Carte d’identité :
Nom : Eternals
Mère : Chloé Zhao
Date de naissance : 2020
Majorité : 27 octobre 2021
Type : sortie en salles
Nationalité : USA
Taille : 2h37 / Poids : NC
Genre : Super-héros
Livret de Famille : Gemma Chan, Richard Madden, Salma Hayek, Angelina Jolie, Barry Keoghan, Kumail Nanjiani, Brian Tyree Henry, Dong-Seok Ma, Kit Harington…
Signes particuliers : Petit pense-bête au cas où : deux scènes post-générique pour exciter les fans en délire.
TOUT SIMPLEMENT L’UN DES MEILLEURS MARVEL
NOTRE AVIS SUR LES ÉTERNELS
Synopsis : Depuis l’aube de l’humanité, les Éternels, un groupe de héros venus des confins de l’univers, protègent la Terre. Lorsque les Déviants, des créatures monstrueuses que l’on croyait disparues depuis longtemps, réapparaissent mystérieusement, les Éternels sont à nouveau obligés de se réunir pour défendre l’humanité…

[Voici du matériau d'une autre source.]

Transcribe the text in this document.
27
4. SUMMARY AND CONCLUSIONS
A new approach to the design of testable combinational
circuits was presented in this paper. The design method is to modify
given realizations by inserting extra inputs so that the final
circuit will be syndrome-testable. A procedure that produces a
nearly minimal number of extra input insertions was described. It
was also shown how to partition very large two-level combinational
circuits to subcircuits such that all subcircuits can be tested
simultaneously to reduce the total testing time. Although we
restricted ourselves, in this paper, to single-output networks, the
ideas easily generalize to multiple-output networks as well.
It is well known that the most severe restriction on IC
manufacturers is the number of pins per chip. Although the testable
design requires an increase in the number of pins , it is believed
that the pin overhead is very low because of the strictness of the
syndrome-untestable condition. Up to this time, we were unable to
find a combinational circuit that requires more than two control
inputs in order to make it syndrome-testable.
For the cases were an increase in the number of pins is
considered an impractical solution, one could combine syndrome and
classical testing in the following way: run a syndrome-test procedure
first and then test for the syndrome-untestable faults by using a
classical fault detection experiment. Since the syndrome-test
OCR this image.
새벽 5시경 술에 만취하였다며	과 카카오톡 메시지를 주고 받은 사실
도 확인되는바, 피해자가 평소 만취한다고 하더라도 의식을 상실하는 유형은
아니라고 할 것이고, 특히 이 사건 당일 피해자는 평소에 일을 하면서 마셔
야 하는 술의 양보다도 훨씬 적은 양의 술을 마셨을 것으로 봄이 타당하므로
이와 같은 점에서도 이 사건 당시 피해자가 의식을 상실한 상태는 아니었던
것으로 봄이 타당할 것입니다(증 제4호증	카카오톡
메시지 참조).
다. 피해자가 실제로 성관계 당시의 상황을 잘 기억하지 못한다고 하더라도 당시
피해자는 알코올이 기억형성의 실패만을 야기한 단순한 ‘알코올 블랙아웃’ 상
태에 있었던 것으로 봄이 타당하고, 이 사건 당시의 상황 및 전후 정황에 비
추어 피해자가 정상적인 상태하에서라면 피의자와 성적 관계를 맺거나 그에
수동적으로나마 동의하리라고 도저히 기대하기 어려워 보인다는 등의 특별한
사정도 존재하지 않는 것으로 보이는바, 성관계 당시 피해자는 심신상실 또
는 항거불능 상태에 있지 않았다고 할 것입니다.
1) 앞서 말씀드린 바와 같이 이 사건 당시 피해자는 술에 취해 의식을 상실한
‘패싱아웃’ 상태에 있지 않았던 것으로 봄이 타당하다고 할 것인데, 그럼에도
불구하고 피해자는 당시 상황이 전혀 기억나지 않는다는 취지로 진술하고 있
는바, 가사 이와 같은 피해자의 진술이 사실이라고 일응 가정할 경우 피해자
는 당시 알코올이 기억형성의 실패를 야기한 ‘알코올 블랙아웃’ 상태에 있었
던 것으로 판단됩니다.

Des Chansons que mes frères m’ont apprises aux Éternels, la cinéaste Chloé Zhao opère un virage à 180º dans sa carrière. Habituée aux productions indépendantes tâtonnant entre le réalisme documentaire et la fiction humaniste (The Rider, l’oscarisé Nomadland), Chloé Zhao se retrouve aujourd’hui aux commandes d’une superproduction… Marvel ! En clair, elle passe de l’épure totale aux gros effets spéciaux de pointe. Elle passe du drame intimiste au cinéma super-héroïque d’action. Elle passe du minimalisme au gigantesque. Elle passe de l’improvisation au très cadré. Le choix avait surpris tout le monde mais il s’est avéré que Chloé Zhao est une artiste encore plus éclectique qu’on ne l’aurait cru. Grande amatrice de l’univers Marvel, c’est elle qui a proposé ses services au studio. Sauf que vouloir et pouvoir sont deux choses bien différentes. La frêle réalisatrice chinoise avait-elle les épaules pour supporter et mener à bien pareille entreprise, à plus forte raison quand on sait que Les Éternels n’était pas forcément l’un des projets Marvel les plus vendeurs et qu’il allait falloir convaincre et provoquer une attente à demi-réveillée ? Avec de l’envie, des ambitions et un casting qui brasse plus que large (cette fois, Marvel a tout mis question « représentation rassembleuse », toutes les communautés, du handicap, du LGBT, tout !), Les Éternels s’est timidement avancé sur le ring il y a quelques jours aux États-Unis. Bilan, un accueil critique dès plus tiède, le film récoltant l’une des moins bonnes moyennes d’opinions qu’ait connu Marvel depuis des lustres.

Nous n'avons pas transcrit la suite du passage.